Quince minutos después estaba sentado a la mesa 17, estudiando las sopas del día.

Allison se acercó después de que me sirvieran, con su tablilla con sujetapapeles.

—Eh, señor abogado de trastienda. —Me rozó el hombro con un dedo y se quedó de pie a mi lado—. ¿Qué hicisteis anoche? —preguntó.

—¿No te ha llamado Jay hoy?

—Aún no. —Se encogió de hombros—. ¿Y bien…?

—Es asunto de él, en realidad —dije.

—Vamos, a mí me lo puedes contar.

—Fuimos a echar un vistazo a sus tierras.

—¿Eso es todo?

Levanté las manos.

—Eso es todo.

A Allison no le gustó mi respuesta lacónica.

—¿A qué hora llegaste a casa?

—Me dejó en mi casa a eso de las cinco —dije—. Escucha, quiero que me apuntes para el espectáculo o lo que sea que hacéis en el Havana Room.
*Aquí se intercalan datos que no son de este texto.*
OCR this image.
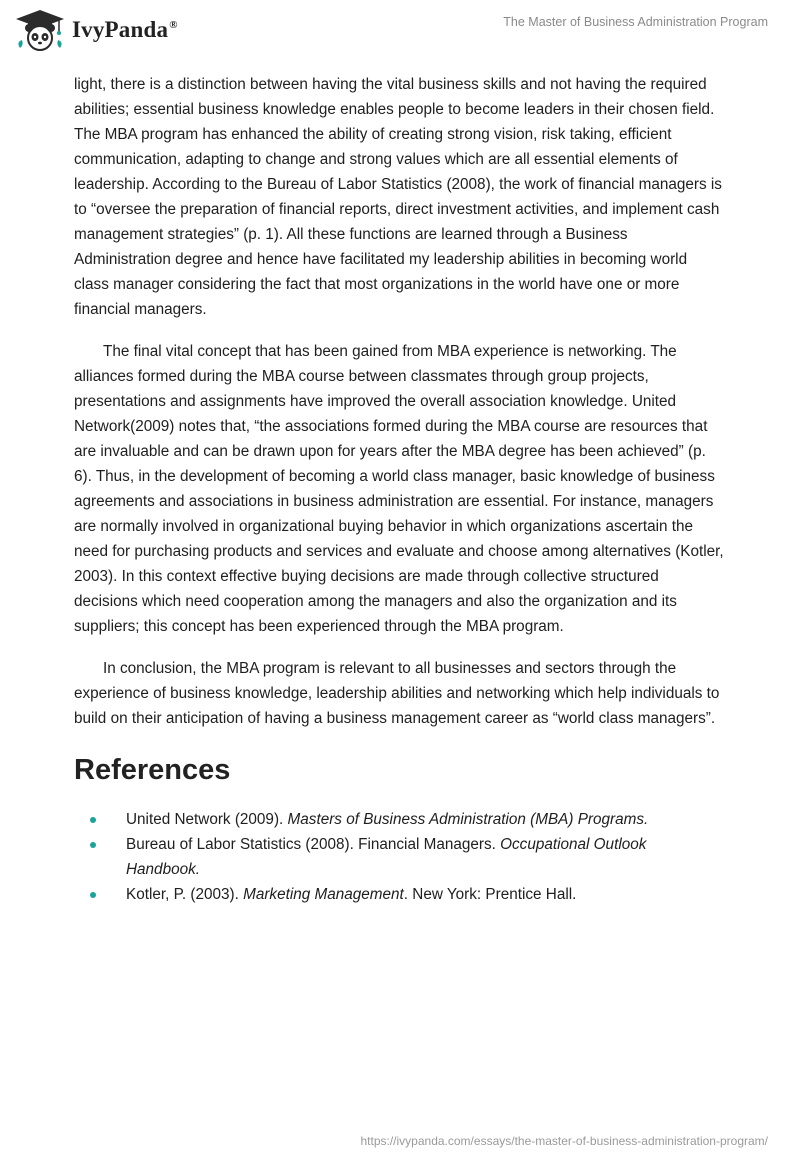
IvyPanda®	The Master of Business Administration Program

light, there is a distinction between having the vital business skills and not having the required abilities; essential business knowledge enables people to become leaders in their chosen field. The MBA program has enhanced the ability of creating strong vision, risk taking, efficient communication, adapting to change and strong values which are all essential elements of leadership. According to the Bureau of Labor Statistics (2008), the work of financial managers is to “oversee the preparation of financial reports, direct investment activities, and implement cash management strategies” (p. 1). All these functions are learned through a Business Administration degree and hence have facilitated my leadership abilities in becoming world class manager considering the fact that most organizations in the world have one or more financial managers.

The final vital concept that has been gained from MBA experience is networking. The alliances formed during the MBA course between classmates through group projects, presentations and assignments have improved the overall association knowledge. United Network(2009) notes that, “the associations formed during the MBA course are resources that are invaluable and can be drawn upon for years after the MBA degree has been achieved” (p. 6). Thus, in the development of becoming a world class manager, basic knowledge of business agreements and associations in business administration are essential. For instance, managers are normally involved in organizational buying behavior in which organizations ascertain the need for purchasing products and services and evaluate and choose among alternatives (Kotler, 2003). In this context effective buying decisions are made through collective structured decisions which need cooperation among the managers and also the organization and its suppliers; this concept has been experienced through the MBA program.

In conclusion, the MBA program is relevant to all businesses and sectors through the experience of business knowledge, leadership abilities and networking which help individuals to build on their anticipation of having a business management career as “world class managers”.

References
United Network (2009). Masters of Business Administration (MBA) Programs.
Bureau of Labor Statistics (2008). Financial Managers. Occupational Outlook Handbook.
Kotler, P. (2003). Marketing Management. New York: Prentice Hall.
https://ivypanda.com/essays/the-master-of-business-administration-program/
Que me dejes entrar.

Ella miró alrededor para asegurarse de que nadie escuchaba.

—Lo haré. Ya te dije que lo haría.

—¿Cuándo es la próxima vez?

—No está programado. Ya lo sabes.

—Un par de veces a la semana, que yo sepa.

—Cuando Ha está listo.

—¿Por qué depende de Ha?

—¿Por qué? Porque, para tu información. Ha es un artista.

—¿Un artista? ¿Qué hace?

—Ya lo verás, ¿de acuerdo?

Lo recordé desenrollando el trapo blanco, dejando ver un instrumento brillante.